I have decided to make available a short draft version of a larger work, what could probably be called my greater “project” that I am actively working on. As has been pointed out by both Nick and Ben in their recent interviews with Paul Ennis, I am part of a small group of speculative realists (a name I gladly wear) that not only defends, but attempts to expand on the tradition of psychoanalysis, or more specifically, the metaphysics of psychoanalysis.

The piece in question is “Being Without Thought: The Unconscious and the Critique of Correlationism” and could best be described as my immediate reaction to Meillassoux’ After Finitude, written a few months ago. The work is still very much early on, and I hope to expand on it a fair amount, with all of the sections growing. The purpose of the paper was to cap off a reading course I did this past winter on Schelling, Lacan, and Zizek. I had just read Meillassoux’ book and asked my advisor if I could write a short piece attempting to sort out my ideas on how Meillassoux relates to the metaphysics of psychoanalysis. The sections on Badiou, Schelling and Schopenhauer are admittedly rough, but I think there’s a seed of something larger there. I will be expanding on all of these ideas this fall when I will be sitting in on a seminar on Schopenhauer, since it’s been a couple of years since I read The World as Will and Representation. I also hope to add a section on Eduard von Hartmann, but I’m not sure when or if I’ll have time to really deal with his massive The Philosophy of the Unconscious. I would also like to figure out how Zizek fits in with all of this, though I suspect his Hegelianism would not fare well.
Anyway, please read the piece (again, it is only very brief, draft, etc, etc.), and let me know what you think.
5 Comments
August 18, 2009 at 9:00 am
You may find a good resource in Michel Henry’s Genealogy of Psychoanalysis. Probably a correlationist, I don’t know, but interesting book that seems to share a lot with what you’ve written here.
August 18, 2009 at 7:22 pm
Thanks Anthony, I know of Henry’s book but haven’t had a chance to read it yet. I’ll look for it next time I’m on campus.

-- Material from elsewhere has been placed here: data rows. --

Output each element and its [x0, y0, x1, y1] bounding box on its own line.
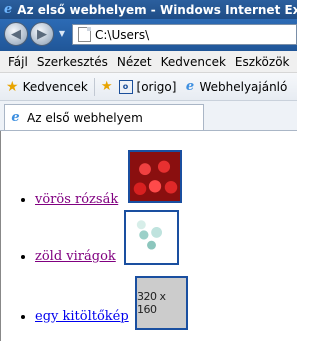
webslice-ie-icon: e [185, 79, 195, 94]
ie-logo-icon: e [4, 2, 13, 17]
origo-favicon-icon: o [118, 79, 133, 94]
list-item: egy kitöltőkép [35, 309, 129, 324]
forward-arrow-icon: ▶ [37, 26, 47, 42]
list-item: zöld virágok [35, 249, 116, 264]
tab-ie-icon: e [11, 110, 20, 125]
tab-title: Az első webhelyem [27, 110, 143, 125]
history-dropdown-icon[interactable]: ▼ [57, 29, 67, 39]
red-roses-image[interactable] [128, 150, 182, 203]
link-placeholder-image[interactable]: egy kitöltőkép [35, 309, 129, 324]
link-red-roses[interactable]: vörös rózsák [35, 192, 118, 207]
back-button[interactable]: ◀ [4, 22, 28, 46]
forward-button[interactable]: ▶ [30, 22, 54, 46]
window-title: Az első webhelyem - Windows Internet Exp… [17, 2, 297, 17]
favorites-bar: ★ Kedvencek ★ o [origo] e Webhelyajánló [0, 73, 297, 101]
menu-favorites[interactable]: Kedvencek [161, 55, 226, 69]
navigation-bar: ◀ ▶ ▼ C:\Users\ [0, 19, 297, 51]
favorite-webhelyajanlo[interactable]: Webhelyajánló [199, 80, 287, 94]
placeholder-image[interactable]: 320 x 160 [135, 276, 188, 330]
list-item: vörös rózsák [35, 192, 118, 207]
tab-current[interactable]: e Az első webhelyem [4, 104, 204, 130]
separator [93, 77, 95, 96]
favorites-button-label[interactable]: Kedvencek [23, 80, 88, 94]
favorite-origo[interactable]: [origo] [137, 80, 177, 94]
title-bar: e Az első webhelyem - Windows Internet E… [0, 0, 297, 19]
link-green-flowers[interactable]: zöld virágok [35, 249, 116, 264]
green-flowers-image[interactable] [124, 210, 179, 265]
menu-bar: Fájl Szerkesztés Nézet Kedvencek Eszközö… [0, 51, 297, 73]
page-content: vörös rózsák zöld virágok egy kitöltőkép… [0, 131, 297, 341]
back-arrow-icon: ◀ [11, 26, 21, 42]
address-url[interactable]: C:\Users\ [95, 28, 149, 42]
address-bar[interactable]: C:\Users\ [72, 24, 297, 45]
placeholder-image-text: 320 x 160 [137, 290, 166, 316]
tab-bar: e Az első webhelyem [0, 101, 297, 131]
add-to-favorites-icon[interactable]: ★ [101, 79, 113, 94]
menu-view[interactable]: Nézet [117, 55, 152, 69]
page-icon [78, 27, 91, 42]
menu-tools[interactable]: Eszközök [235, 55, 290, 69]
favorites-star-icon[interactable]: ★ [6, 79, 19, 95]
menu-edit[interactable]: Szerkesztés [37, 55, 108, 69]
menu-file[interactable]: Fájl [8, 55, 28, 69]
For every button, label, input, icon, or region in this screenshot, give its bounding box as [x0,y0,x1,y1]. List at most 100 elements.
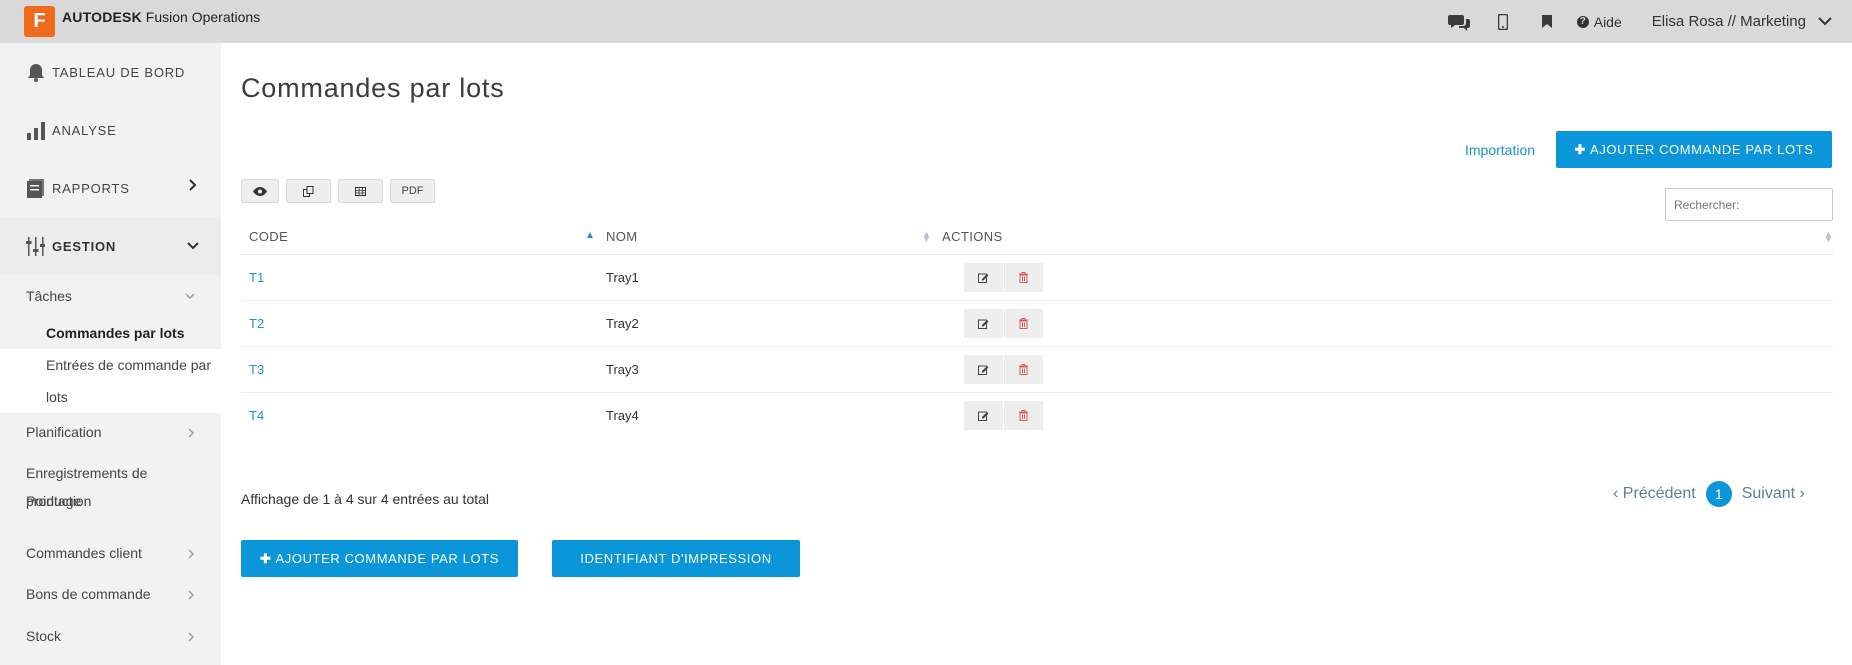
sidebar-item-analysis[interactable]: ANALYSE [0,101,221,159]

August 18, 2009 at 10:26 pm
It may be of interest to you that Laruelle is deeply influenced by Henry.
August 19, 2009 at 9:21 pm
[...] realism and psychoanalysis. But in the last few days, it appears that things are starting to happen on that front. And the fact that some people (perhaps, in fact, all of them) seem to be taking [...]
August 27, 2009 at 11:36 pm
Michael, I’ve found this essay to be an interesting shock to thought, for me, since I’m generally distrustful of vague terms such as Being and Thought. Nevertheless, I think you’ve succeeded nicely in deciphering Freud’s WO ES WAR, and needling it through Lacan and Badiou into these neonihilistic endtimes..
There’s a link below that might be relevant, but first, these lines from Anthony Wilden’s SYSTEM AND STRUCTURE (a 1972 survey of Freud, Lacan, Bateson and cybernetics) that anticipate what this essay has crystalized for me:
“As an isolated logical statement, the first sentence of DE LA VANITE is meaningless, because it is self-reflexive: it judges its own validity. As an existential paradox, however, it has several levels of meaning or truth. It expresses Montaignes’s double bind and it involves the reader in it” (106).
Such has been my discombobulation in coming to terms with “Being Without Thought”. Still, like Wilden, I’m interested in getting “Beyond the Entropy Principle in Freud” and “The Unconscious Structured Like a Language”. Oddly enough, this July 18 SCIENCE NEWS article by Tina Hesman Saey, “You Are Who Your Are By Default: It may be off when you’re on but the brain network behind daydreams and a sense of self is no slacker”, reveals that, surprise, neuroscience is revealing some of these same aspects of the unconscious that Freud and Lacan anticipated.